One-child policy triggers Chinese man's machete attack
A Chinese man angry over his country’s one-child policy attacked a family planning office in the southern Guangxi region with a machete, stabbing two officials to death and injuring four.
The man, whose surname authorities have reported as He, broke China’s one-child policy by having a fourth child. He attacked after officials told him he could not obtain a resident’s certificate for the child unless he paid the fee for breaking the law.
The certificate, known as a hukou, is essential to obtain education, healthcare, and government benefits. Parents who break the law by having multiple children must pay a heavy fee for the hukou, sometimes 10 times their annual income.
China’s 30-year-old policy allows urban families to have one child and rural families two, if the first child is a girl. Officials reported He is a villager who has one son and three daughters. Officials claim He is certified mentally disabled.
It took a group of police officers in helmets wielding metal bars to detain the man, and footage of his arrest went viral on Chinese social media sites. Commenters often expressed sympathy for He and called on the government to abolish the one-child policy.
He is not the only Chinese citizen frustrated enough by officials and the policies they enforce to turn to violence. A motorcycle taxi driver detonated a bomb on Saturday in the Beijing airport. His reason: City guards attacked him eight years prior, leaving him paralyzed and in debt. Another man, aged about 60, turned to blogging when local police refused to arrange for his social security payments. Last month, he set a commuter bus on fire, killing 47 people.
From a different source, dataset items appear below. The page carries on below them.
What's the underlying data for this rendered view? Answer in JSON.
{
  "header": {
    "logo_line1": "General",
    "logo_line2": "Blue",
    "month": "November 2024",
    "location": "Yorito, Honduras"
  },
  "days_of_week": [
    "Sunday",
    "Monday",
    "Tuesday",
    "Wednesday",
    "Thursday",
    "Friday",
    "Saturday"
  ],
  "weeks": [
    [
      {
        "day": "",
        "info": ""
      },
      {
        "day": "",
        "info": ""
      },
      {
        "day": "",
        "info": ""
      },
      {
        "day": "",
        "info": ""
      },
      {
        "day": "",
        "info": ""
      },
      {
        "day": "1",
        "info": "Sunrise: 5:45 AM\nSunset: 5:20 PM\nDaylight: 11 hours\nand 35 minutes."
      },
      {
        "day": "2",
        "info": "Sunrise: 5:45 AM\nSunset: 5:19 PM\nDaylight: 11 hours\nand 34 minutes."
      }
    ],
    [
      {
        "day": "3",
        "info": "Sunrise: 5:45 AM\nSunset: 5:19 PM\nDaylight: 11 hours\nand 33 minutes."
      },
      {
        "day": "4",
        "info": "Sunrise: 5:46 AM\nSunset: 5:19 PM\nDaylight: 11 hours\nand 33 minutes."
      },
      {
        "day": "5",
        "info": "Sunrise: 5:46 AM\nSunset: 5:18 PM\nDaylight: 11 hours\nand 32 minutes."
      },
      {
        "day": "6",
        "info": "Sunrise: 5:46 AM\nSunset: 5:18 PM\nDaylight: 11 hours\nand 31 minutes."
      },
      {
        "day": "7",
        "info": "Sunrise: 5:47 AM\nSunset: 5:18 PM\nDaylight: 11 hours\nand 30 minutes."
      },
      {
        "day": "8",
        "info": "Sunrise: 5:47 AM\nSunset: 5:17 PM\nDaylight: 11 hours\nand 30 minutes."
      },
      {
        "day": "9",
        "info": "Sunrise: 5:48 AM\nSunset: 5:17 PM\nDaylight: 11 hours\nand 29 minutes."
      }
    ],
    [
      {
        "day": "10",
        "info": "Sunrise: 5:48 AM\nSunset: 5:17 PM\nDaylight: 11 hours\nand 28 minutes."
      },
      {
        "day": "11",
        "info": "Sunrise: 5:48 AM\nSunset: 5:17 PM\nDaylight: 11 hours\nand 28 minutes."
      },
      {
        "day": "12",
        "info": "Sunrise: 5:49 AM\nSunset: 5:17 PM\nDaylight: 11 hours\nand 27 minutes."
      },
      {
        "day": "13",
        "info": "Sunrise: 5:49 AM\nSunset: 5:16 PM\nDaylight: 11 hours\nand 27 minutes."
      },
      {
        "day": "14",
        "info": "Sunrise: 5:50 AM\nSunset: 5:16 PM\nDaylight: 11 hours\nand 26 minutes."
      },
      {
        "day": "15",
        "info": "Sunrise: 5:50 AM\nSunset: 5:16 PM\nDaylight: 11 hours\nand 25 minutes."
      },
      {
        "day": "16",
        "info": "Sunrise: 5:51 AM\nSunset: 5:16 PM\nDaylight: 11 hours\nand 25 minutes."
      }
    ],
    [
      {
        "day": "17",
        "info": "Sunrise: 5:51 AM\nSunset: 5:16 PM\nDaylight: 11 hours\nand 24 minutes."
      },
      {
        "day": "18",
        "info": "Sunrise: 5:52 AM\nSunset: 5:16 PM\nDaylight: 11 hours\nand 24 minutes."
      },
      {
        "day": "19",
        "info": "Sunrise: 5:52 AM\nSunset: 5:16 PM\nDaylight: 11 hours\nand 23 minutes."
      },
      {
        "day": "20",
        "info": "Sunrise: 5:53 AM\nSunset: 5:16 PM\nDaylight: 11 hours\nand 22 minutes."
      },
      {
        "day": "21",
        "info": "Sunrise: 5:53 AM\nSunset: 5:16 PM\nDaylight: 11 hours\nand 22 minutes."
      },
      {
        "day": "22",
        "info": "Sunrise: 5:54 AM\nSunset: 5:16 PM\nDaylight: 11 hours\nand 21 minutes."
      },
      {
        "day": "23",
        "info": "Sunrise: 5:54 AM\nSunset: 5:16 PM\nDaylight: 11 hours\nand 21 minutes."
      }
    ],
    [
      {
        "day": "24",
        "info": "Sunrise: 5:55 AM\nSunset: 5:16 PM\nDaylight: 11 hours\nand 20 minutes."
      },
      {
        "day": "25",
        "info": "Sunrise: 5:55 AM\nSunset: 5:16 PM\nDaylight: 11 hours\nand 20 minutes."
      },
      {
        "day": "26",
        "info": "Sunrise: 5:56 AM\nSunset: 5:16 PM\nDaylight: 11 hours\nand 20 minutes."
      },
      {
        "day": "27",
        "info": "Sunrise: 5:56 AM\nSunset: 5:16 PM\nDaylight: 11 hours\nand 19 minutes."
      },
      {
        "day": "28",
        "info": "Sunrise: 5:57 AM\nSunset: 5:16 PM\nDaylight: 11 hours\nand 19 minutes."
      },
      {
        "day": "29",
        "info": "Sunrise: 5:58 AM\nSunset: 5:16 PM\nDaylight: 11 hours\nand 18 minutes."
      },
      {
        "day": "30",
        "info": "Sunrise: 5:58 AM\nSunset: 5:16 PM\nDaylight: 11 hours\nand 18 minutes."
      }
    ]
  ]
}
China’s one-child policy has sparked similar outrage in the last year, especially as families have taken to social media to document cases of government abuse. In March, WORLD reported online outrage as graphic photos of a forced late-term abortion circulated. That same month, a woman hanged herself after two botched forced sterilization procedures.
Last year another forced abortion caused a national outrage that moved the Chinese government to issue a public apology.
The Associated Press contributed to this report.